Ingredients:

  • 1.5 lbs (680g) fresh octopus, cleaned
  • 2 tbsp (30ml) olive oil
  • 1 tsp sea salt
  • ½ tsp freshly ground black pepper
  • 1 lemon, cut into wedges for serving
  • 1/4 cup (60ml) extra virgin olive oil
  • 2 tbsp (30ml) fresh lemon juice
  • 2 cloves garlic, minced
  • 1 tbsp finely chopped fresh parsley
  • 1 tbsp finely chopped fresh oregano (or 1 tsp dried)
  • 1 tbsp finely chopped fresh mint
  • 1/4 tsp red pepper flakes (optional)
  • Salt and freshly ground black pepper to taste

Instructions:

  1. Tenderize the octopus by pounding it gently with a rolling pin or giving it a brief massage.
  2. Bring a large pot of salted water to a boil. Submerge the octopus and simmer until tender, testing with a fork, approximately 30-45 minutes. Drain well.

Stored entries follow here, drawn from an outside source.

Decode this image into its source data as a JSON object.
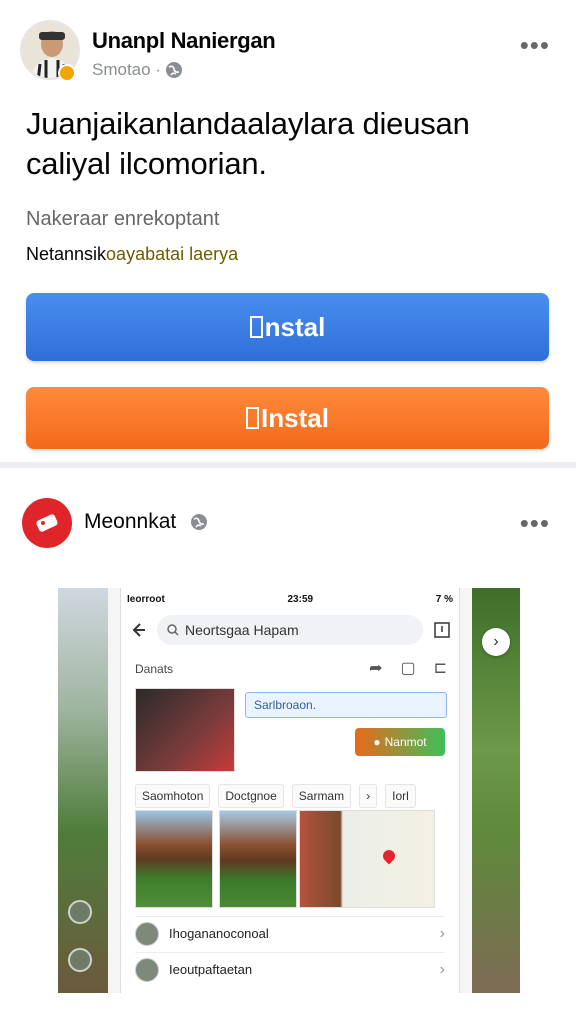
{
  "post1": {
    "author": "Unanpl Naniergan",
    "subtitle": "Smotao ·",
    "text": "Juanjaikanlandaalaylara dieusan caliyal ilcomorian.",
    "meta_line1": "Nakeraar enrekoptant",
    "meta_line2_a": "Netannsik",
    "meta_line2_b": "oayabatai laerya",
    "buttons": {
      "blue_label": "nstal",
      "orange_label": "Instal"
    },
    "colors": {
      "blue": "#3a7ee6",
      "orange": "#f5792a",
      "badge": "#f0a500"
    }
  },
  "post2": {
    "author": "Meonnkat",
    "screenshot": {
      "status_left": "Ieorroot",
      "status_time": "23:59",
      "status_right": "7 %",
      "search_placeholder": "Neortsgaa Hapam",
      "section_title": "Danats",
      "card_input": "Sarlbroaon.",
      "card_button": "Nanmot",
      "tabs": [
        "Saomhoton",
        "Doctgnoe",
        "Sarmam",
        "›",
        "Iorl"
      ],
      "rows": [
        "Ihogananoconoal",
        "Ieoutpaftaetan"
      ]
    }
  },
  "icons": [
    "globe-icon",
    "more-icon",
    "back-arrow-icon",
    "search-icon",
    "share-icon",
    "chevron-right-icon",
    "wifi-icon",
    "battery-icon"
  ]
}
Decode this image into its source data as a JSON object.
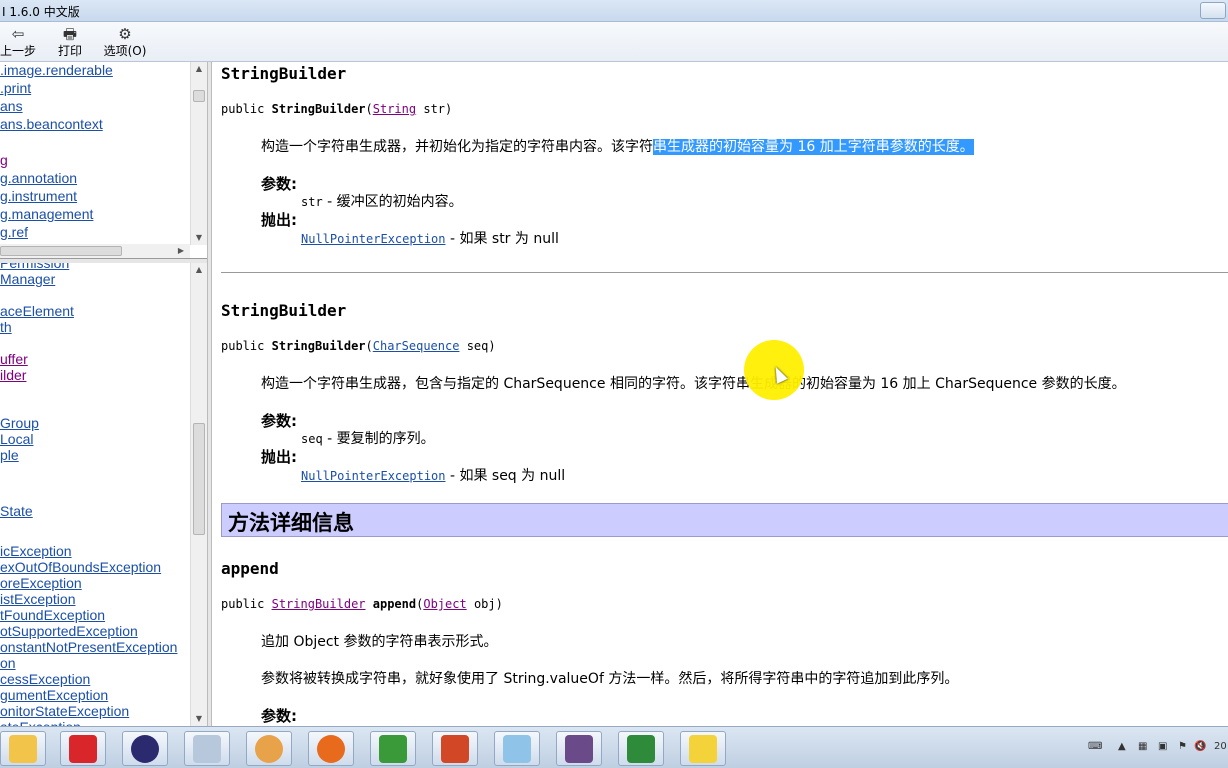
{
  "window": {
    "title": "I 1.6.0 中文版"
  },
  "toolbar": {
    "back_label": "上一步",
    "print_label": "打印",
    "options_label": "选项(O)"
  },
  "packages": [
    ".image.renderable",
    ".print",
    "ans",
    "ans.beancontext",
    "g",
    "g.annotation",
    "g.instrument",
    "g.management",
    "g.ref"
  ],
  "classes": [
    "Permission",
    "Manager",
    "aceElement",
    "th",
    "uffer",
    "ilder",
    "Group",
    "Local",
    "ple",
    "State",
    "icException",
    "exOutOfBoundsException",
    "oreException",
    "istException",
    "tFoundException",
    "otSupportedException",
    "onstantNotPresentException",
    "on",
    "cessException",
    "gumentException",
    "onitorStateException",
    "ateException"
  ],
  "content": {
    "ctor1": {
      "title": "StringBuilder",
      "sig_public": "public",
      "sig_name": "StringBuilder",
      "sig_type": "String",
      "sig_param": "str)",
      "desc_plain": "构造一个字符串生成器，并初始化为指定的字符串内容。该字符",
      "desc_highlight": "串生成器的初始容量为 16 加上字符串参数的长度。",
      "params_label": "参数:",
      "param_name": "str",
      "param_desc": " - 缓冲区的初始内容。",
      "throws_label": "抛出:",
      "throws_type": "NullPointerException",
      "throws_desc": " - 如果 str 为 null"
    },
    "ctor2": {
      "title": "StringBuilder",
      "sig_public": "public",
      "sig_name": "StringBuilder",
      "sig_type": "CharSequence",
      "sig_param": "seq)",
      "desc": "构造一个字符串生成器，包含与指定的 CharSequence 相同的字符。该字符串生成器的初始容量为 16 加上 CharSequence 参数的长度。",
      "params_label": "参数:",
      "param_name": "seq",
      "param_desc": " - 要复制的序列。",
      "throws_label": "抛出:",
      "throws_type": "NullPointerException",
      "throws_desc": " - 如果 seq 为 null"
    },
    "section_title": "方法详细信息",
    "method": {
      "title": "append",
      "sig_public": "public",
      "sig_return": "StringBuilder",
      "sig_name": "append",
      "sig_type": "Object",
      "sig_param": "obj)",
      "desc1": "追加 Object 参数的字符串表示形式。",
      "desc2": "参数将被转换成字符串，就好象使用了 String.valueOf 方法一样。然后，将所得字符串中的字符追加到此序列。",
      "params_label": "参数:"
    }
  },
  "taskbar": {
    "apps": [
      "file-explorer-icon",
      "adobe-icon",
      "eclipse-icon",
      "calculator-icon",
      "paint-icon",
      "firefox-icon",
      "chart-icon",
      "powerpoint-icon",
      "notepad-icon",
      "javaee-ide-icon",
      "remote-icon",
      "help-icon"
    ],
    "clock": "20"
  },
  "colors": {
    "link": "#1b4fa8",
    "visited": "#800080",
    "section_bg": "#ccccff",
    "highlight": "#3399ff"
  }
}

  3. While still slightly warm, toss the octopus with olive oil, salt, and pepper. Let it marinate in the fridge for at least 1 hour.

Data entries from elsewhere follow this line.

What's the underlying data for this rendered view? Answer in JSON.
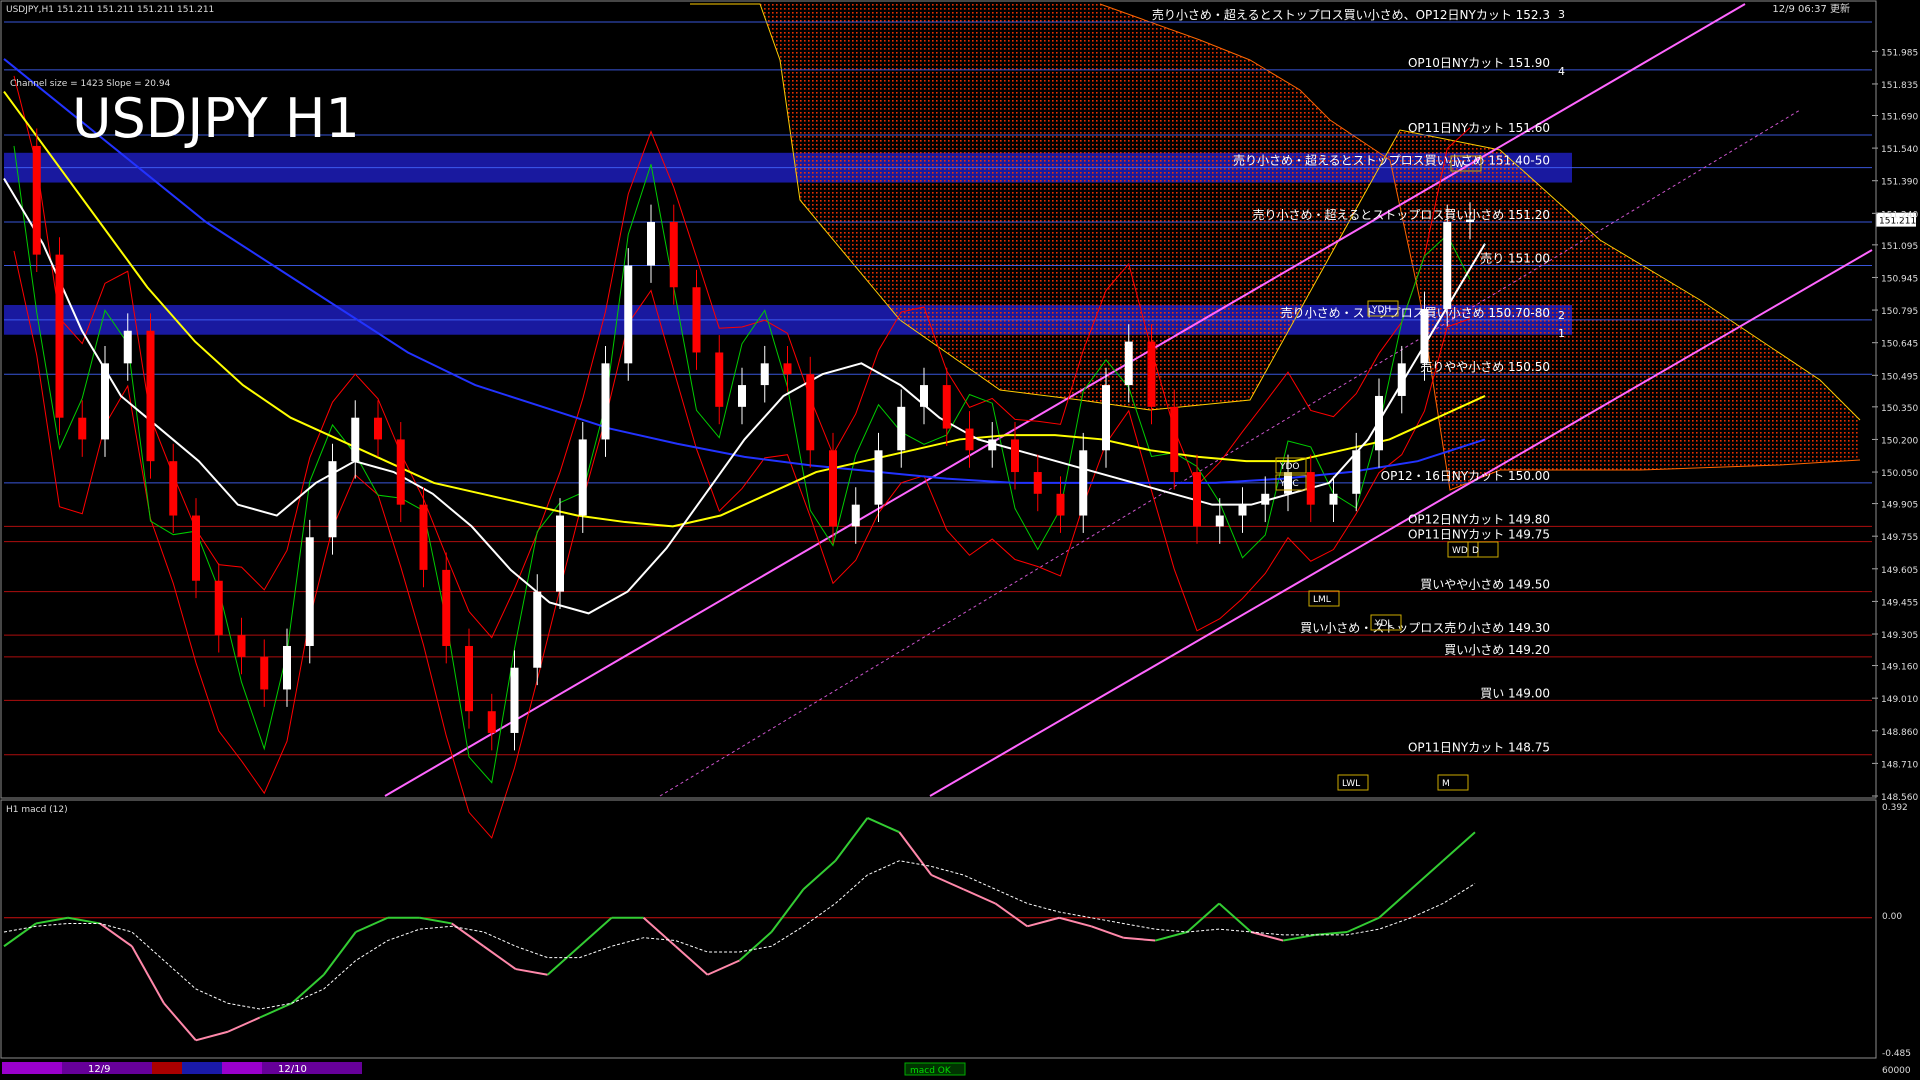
{
  "header": {
    "symbol_line": "USDJPY,H1  151.211 151.211 151.211 151.211",
    "timestamp": "12/9 06:37 更新",
    "channel_info": "Channel size = 1423 Slope = 20.94",
    "big_title": "USDJPY H1"
  },
  "colors": {
    "background": "#000000",
    "bull_candle": "#ffffff",
    "bear_candle": "#ff0000",
    "ichimoku_cloud": "#ff3300",
    "zone_band": "#1a1aa8",
    "channel": "#ff66ff",
    "ma_fast": "#ffffff",
    "ma_mid": "#ffff00",
    "ma_slow": "#2233ff",
    "bollinger": "#ff0000",
    "chikou": "#00cc00",
    "macd_line": "#33cc33",
    "macd_line_neg": "#ff88aa",
    "macd_signal": "#ffffff"
  },
  "level_annotations": [
    {
      "text": "売り小さめ・超えるとストップロス買い小さめ、OP12日NYカット 152.3",
      "price": 152.12
    },
    {
      "text": "OP10日NYカット 151.90",
      "price": 151.9
    },
    {
      "text": "OP11日NYカット 151.60",
      "price": 151.6
    },
    {
      "text": "売り小さめ・超えるとストップロス買い小さめ 151.40-50",
      "price": 151.45
    },
    {
      "text": "売り小さめ・超えるとストップロス買い小さめ 151.20",
      "price": 151.2
    },
    {
      "text": "売り 151.00",
      "price": 151.0
    },
    {
      "text": "売り小さめ・ストップロス買い小さめ 150.70-80",
      "price": 150.75
    },
    {
      "text": "売りやや小さめ 150.50",
      "price": 150.5
    },
    {
      "text": "OP12・16日NYカット 150.00",
      "price": 150.0
    },
    {
      "text": "OP12日NYカット 149.80",
      "price": 149.8
    },
    {
      "text": "OP11日NYカット 149.75",
      "price": 149.73
    },
    {
      "text": "買いやや小さめ 149.50",
      "price": 149.5
    },
    {
      "text": "買い小さめ・ストップロス売り小さめ 149.30",
      "price": 149.3
    },
    {
      "text": "買い小さめ 149.20",
      "price": 149.2
    },
    {
      "text": "買い 149.00",
      "price": 149.0
    },
    {
      "text": "OP11日NYカット 148.75",
      "price": 148.75
    }
  ],
  "box_labels": [
    "YDH",
    "YDO",
    "YDC",
    "YDL",
    "LML",
    "LWL",
    "WD",
    "D",
    "W",
    "M"
  ],
  "fib_labels": [
    "1",
    "2",
    "3",
    "4"
  ],
  "macd_panel": {
    "title": "H1 macd (12)",
    "ticks": [
      "0.392",
      "0.00",
      "-0.485"
    ],
    "bottom_tick": "60000",
    "status": "macd OK"
  },
  "date_labels": [
    "12/9",
    "12/10"
  ],
  "chart_data": [
    {
      "type": "candlestick",
      "title": "USDJPY H1",
      "ylim": [
        148.56,
        152.12
      ],
      "y_ticks": [
        "151.985",
        "151.835",
        "151.690",
        "151.540",
        "151.390",
        "151.240",
        "151.095",
        "150.945",
        "150.795",
        "150.645",
        "150.495",
        "150.350",
        "150.200",
        "150.050",
        "149.905",
        "149.755",
        "149.605",
        "149.455",
        "149.305",
        "149.160",
        "149.010",
        "148.860",
        "148.710",
        "148.560"
      ],
      "current_price": "151.211",
      "zones": [
        [
          151.4,
          151.5
        ],
        [
          150.7,
          150.8
        ]
      ],
      "price_path": [
        151.55,
        151.05,
        150.3,
        150.2,
        150.55,
        150.7,
        150.1,
        149.85,
        149.55,
        149.3,
        149.2,
        149.05,
        149.25,
        149.75,
        150.1,
        150.3,
        150.2,
        149.9,
        149.6,
        149.25,
        148.95,
        148.85,
        149.15,
        149.5,
        149.85,
        150.2,
        150.55,
        151.0,
        151.2,
        150.9,
        150.6,
        150.35,
        150.45,
        150.55,
        150.5,
        150.15,
        149.8,
        149.9,
        150.15,
        150.35,
        150.45,
        150.25,
        150.15,
        150.2,
        150.05,
        149.95,
        149.85,
        150.15,
        150.45,
        150.65,
        150.35,
        150.05,
        149.8,
        149.85,
        149.9,
        149.95,
        150.05,
        149.9,
        149.95,
        150.15,
        150.4,
        150.55,
        150.8,
        151.2,
        151.211
      ],
      "ma_fast": [
        151.4,
        151.1,
        150.7,
        150.4,
        150.25,
        150.1,
        149.9,
        149.85,
        150.0,
        150.1,
        150.05,
        149.95,
        149.8,
        149.6,
        149.45,
        149.4,
        149.5,
        149.7,
        149.95,
        150.2,
        150.4,
        150.5,
        150.55,
        150.45,
        150.3,
        150.2,
        150.15,
        150.1,
        150.05,
        150.0,
        149.95,
        149.9,
        149.9,
        149.95,
        150.0,
        150.2,
        150.5,
        150.8,
        151.1
      ],
      "ma_mid": [
        151.8,
        151.5,
        151.2,
        150.9,
        150.65,
        150.45,
        150.3,
        150.2,
        150.1,
        150.0,
        149.95,
        149.9,
        149.85,
        149.82,
        149.8,
        149.85,
        149.95,
        150.05,
        150.1,
        150.15,
        150.2,
        150.22,
        150.22,
        150.2,
        150.15,
        150.12,
        150.1,
        150.1,
        150.15,
        150.2,
        150.3,
        150.4
      ],
      "ma_slow": [
        151.95,
        151.7,
        151.45,
        151.2,
        151.0,
        150.8,
        150.6,
        150.45,
        150.35,
        150.25,
        150.18,
        150.12,
        150.08,
        150.05,
        150.02,
        150.0,
        150.0,
        150.0,
        150.0,
        150.02,
        150.05,
        150.1,
        150.2
      ],
      "macd": [
        -0.1,
        -0.02,
        0.0,
        -0.02,
        -0.1,
        -0.3,
        -0.43,
        -0.4,
        -0.35,
        -0.3,
        -0.2,
        -0.05,
        0.0,
        0.0,
        -0.02,
        -0.1,
        -0.18,
        -0.2,
        -0.1,
        0.0,
        0.0,
        -0.1,
        -0.2,
        -0.15,
        -0.05,
        0.1,
        0.2,
        0.35,
        0.3,
        0.15,
        0.1,
        0.05,
        -0.03,
        0.0,
        -0.03,
        -0.07,
        -0.08,
        -0.05,
        0.05,
        -0.05,
        -0.08,
        -0.06,
        -0.05,
        0.0,
        0.1,
        0.2,
        0.3
      ],
      "macd_signal": [
        -0.05,
        -0.03,
        -0.02,
        -0.02,
        -0.05,
        -0.15,
        -0.25,
        -0.3,
        -0.32,
        -0.3,
        -0.25,
        -0.15,
        -0.08,
        -0.04,
        -0.03,
        -0.05,
        -0.1,
        -0.14,
        -0.14,
        -0.1,
        -0.07,
        -0.08,
        -0.12,
        -0.12,
        -0.1,
        -0.03,
        0.05,
        0.15,
        0.2,
        0.18,
        0.15,
        0.1,
        0.05,
        0.02,
        0.0,
        -0.02,
        -0.04,
        -0.05,
        -0.04,
        -0.05,
        -0.06,
        -0.06,
        -0.06,
        -0.04,
        0.0,
        0.05,
        0.12
      ]
    }
  ]
}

  4. In a mixing bowl, whisk together the extra virgin olive oil, lemon juice, garlic, parsley, oregano, mint, and red pepper flakes (if using). Season with salt and pepper to taste.
  5. Preheat your grill to medium-high heat. Grill the octopus, turning occasionally, until lightly charred and slightly crispy, about 3-5 minutes per side.
  6. Transfer the grilled octopus to a serving platter. Drizzle generously with the lemon-herb dressing. Serve immediately with lemon wedges, if desired.